Investing.com-- Asian chipmaking stocks fell on Thursday, tracking overnight losses in market darling Nvidia after the chipmaker’s guidance on revenue and margins underwhelmed, raising concerns over the AI trade.
NVIDIA Corporation (NASDAQ:NVDA) fell as much as 8.5% in after-hours trade as an underwhelming outlook on current quarter revenue and gross margin largely eclipsed an earnings beat and a $50 billion buyback from the chipmaker.
CEO Jensen Huang also confirmed earlier reports that the firm was facing difficulties in producing its most advanced line of artificial intelligence chips, called Blackwell.

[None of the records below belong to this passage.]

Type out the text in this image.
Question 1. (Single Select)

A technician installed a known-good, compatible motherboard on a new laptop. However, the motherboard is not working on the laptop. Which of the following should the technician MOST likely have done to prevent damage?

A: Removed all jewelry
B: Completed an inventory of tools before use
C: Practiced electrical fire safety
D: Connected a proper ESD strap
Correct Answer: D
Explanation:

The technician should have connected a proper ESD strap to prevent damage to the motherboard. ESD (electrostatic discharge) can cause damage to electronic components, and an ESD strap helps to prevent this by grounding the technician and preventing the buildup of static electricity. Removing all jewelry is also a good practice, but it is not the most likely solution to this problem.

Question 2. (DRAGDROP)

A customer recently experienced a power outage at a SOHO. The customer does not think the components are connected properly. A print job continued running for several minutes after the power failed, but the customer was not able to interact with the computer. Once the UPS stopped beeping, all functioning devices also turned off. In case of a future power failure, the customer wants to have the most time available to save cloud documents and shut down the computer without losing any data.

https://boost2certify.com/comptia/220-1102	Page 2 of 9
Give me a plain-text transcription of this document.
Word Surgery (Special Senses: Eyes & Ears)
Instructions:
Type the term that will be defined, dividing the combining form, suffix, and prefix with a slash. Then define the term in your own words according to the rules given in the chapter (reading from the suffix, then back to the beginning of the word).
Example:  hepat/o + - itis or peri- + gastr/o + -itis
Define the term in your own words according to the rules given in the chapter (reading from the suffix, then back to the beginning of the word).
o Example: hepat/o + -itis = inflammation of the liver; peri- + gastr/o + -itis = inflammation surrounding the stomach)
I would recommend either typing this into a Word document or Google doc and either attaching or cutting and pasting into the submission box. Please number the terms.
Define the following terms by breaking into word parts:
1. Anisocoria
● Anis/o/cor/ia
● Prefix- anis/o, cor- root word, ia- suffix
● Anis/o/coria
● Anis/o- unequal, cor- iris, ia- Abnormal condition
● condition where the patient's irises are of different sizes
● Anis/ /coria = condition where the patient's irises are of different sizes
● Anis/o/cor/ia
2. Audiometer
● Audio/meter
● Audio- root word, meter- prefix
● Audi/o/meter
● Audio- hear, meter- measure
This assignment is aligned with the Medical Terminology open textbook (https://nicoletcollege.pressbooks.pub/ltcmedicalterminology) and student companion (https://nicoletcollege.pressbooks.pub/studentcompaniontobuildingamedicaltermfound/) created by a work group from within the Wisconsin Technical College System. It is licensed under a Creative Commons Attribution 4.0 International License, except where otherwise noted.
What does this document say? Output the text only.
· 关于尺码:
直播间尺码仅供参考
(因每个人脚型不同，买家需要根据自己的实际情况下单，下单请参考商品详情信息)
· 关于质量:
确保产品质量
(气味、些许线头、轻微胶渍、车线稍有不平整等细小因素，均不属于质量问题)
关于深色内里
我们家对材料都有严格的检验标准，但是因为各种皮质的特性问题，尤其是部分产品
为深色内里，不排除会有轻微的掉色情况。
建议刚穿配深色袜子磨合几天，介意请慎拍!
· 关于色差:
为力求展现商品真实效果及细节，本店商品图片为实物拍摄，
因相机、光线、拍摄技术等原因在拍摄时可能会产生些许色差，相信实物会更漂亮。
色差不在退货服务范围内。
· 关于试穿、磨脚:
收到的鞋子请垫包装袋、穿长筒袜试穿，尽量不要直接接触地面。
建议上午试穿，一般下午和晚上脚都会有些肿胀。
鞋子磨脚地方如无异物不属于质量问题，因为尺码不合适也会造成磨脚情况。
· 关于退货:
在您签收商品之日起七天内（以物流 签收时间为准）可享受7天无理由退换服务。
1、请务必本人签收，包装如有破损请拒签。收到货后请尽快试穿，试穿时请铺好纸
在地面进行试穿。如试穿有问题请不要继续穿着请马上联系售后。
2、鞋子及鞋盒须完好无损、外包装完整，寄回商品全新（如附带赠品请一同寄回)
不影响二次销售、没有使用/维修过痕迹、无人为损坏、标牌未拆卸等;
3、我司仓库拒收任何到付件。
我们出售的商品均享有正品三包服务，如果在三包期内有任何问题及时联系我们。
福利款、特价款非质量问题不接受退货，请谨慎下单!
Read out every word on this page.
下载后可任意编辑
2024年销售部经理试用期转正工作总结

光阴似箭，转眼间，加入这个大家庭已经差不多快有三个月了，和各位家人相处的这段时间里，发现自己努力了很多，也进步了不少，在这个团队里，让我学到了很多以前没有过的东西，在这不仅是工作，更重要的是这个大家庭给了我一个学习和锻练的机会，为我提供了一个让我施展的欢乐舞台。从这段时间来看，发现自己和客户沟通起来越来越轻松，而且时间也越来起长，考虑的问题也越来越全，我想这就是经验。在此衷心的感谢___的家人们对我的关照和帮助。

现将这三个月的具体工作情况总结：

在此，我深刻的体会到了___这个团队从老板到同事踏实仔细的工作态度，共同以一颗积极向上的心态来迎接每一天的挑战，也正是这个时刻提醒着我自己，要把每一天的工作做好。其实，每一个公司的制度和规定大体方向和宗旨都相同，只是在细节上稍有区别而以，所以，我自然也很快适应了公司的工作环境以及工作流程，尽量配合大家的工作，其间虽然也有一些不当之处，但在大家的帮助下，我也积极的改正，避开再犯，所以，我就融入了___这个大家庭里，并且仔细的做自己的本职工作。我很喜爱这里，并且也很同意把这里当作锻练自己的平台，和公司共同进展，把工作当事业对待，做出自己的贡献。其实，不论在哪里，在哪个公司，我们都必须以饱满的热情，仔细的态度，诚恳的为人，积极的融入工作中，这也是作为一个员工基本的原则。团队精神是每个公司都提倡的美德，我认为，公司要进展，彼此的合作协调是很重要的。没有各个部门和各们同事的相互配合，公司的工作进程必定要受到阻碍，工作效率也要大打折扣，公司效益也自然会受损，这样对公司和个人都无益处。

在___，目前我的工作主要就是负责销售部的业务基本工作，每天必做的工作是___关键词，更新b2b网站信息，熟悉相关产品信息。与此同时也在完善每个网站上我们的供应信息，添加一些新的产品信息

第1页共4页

The news sparked steep losses in Nvidia’s stock, with losses spilling over into Asia, where several chipmakers have direct exposure to the AI giant.
South Korea’s SK Hynix Inc (KS:000660) was the worst performer of the lot, dropping 5.6% even as it unveiled a new generation of memory chips aimed at reducing power requirements. SK Hynix is a key supplier of advanced memory chips to Nvidia.
Peer Samsung Electronics Co Ltd (KS:005930), which is also vying to supply Nvidia with memory chips, fell 2.8%.
Taiwan’s TSMC (TW:2330) (NYSE:TSM)- the world’s biggest chipmaker by foundry capabilities and a major Nvidia supplier- fell 2.4% in Taipei trade, after its U.S. shares sank over 3%. Hon Hai Precision Industry, also known as Foxconn (TW:2317), another major Nvidia supplier, fell more than 2%.
Japanese semiconductor testing equipment maker Advantest Corp. (TYO:6857) lost 0.9%, while Tokyo Electron Ltd. (TYO:8035), the country’s biggest chipmaker, fell 1.5%.
In China, Semiconductor Manufacturing International Corp (HK:0981)- the country’s biggest chipmaker and a local competitor for Nvidia, fell 1.3%.
Losses spilled over from chipmaking stocks and into the broader technology sector, as Nvidia’s underwhelming outlook raised questions about just how profitable the so-called “AI trade” was bound to be in the long run.
Before Nvidia, middling earnings from several of its tech peers on Wall Street had pointed to rising costs and relatively muted returns from investment in AI.
This notion weighed on broader Asian tech stocks on Thursday. China’s BAT (LON:BATS) trio of Baidu Inc (HK:9888) (NASDAQ:BIDU), Alibaba (HK:9988) (NYSE:BABA) and Tencent Holdings Ltd (HK:0700)- all three of which have ongoing AI programs- fell between 1% and 3% in Hong Kong trade.
Japan’s SoftBank Group Corp. (TYO:9984)- which is exposed heavily to AI through its tech investments- fell about 2%. Softbank’s unit- the British chip designing firm Arm Holdings (NASDAQ:ARM)- had fallen sharply on Wednesday and extended its losses after Nvidia’s earnings.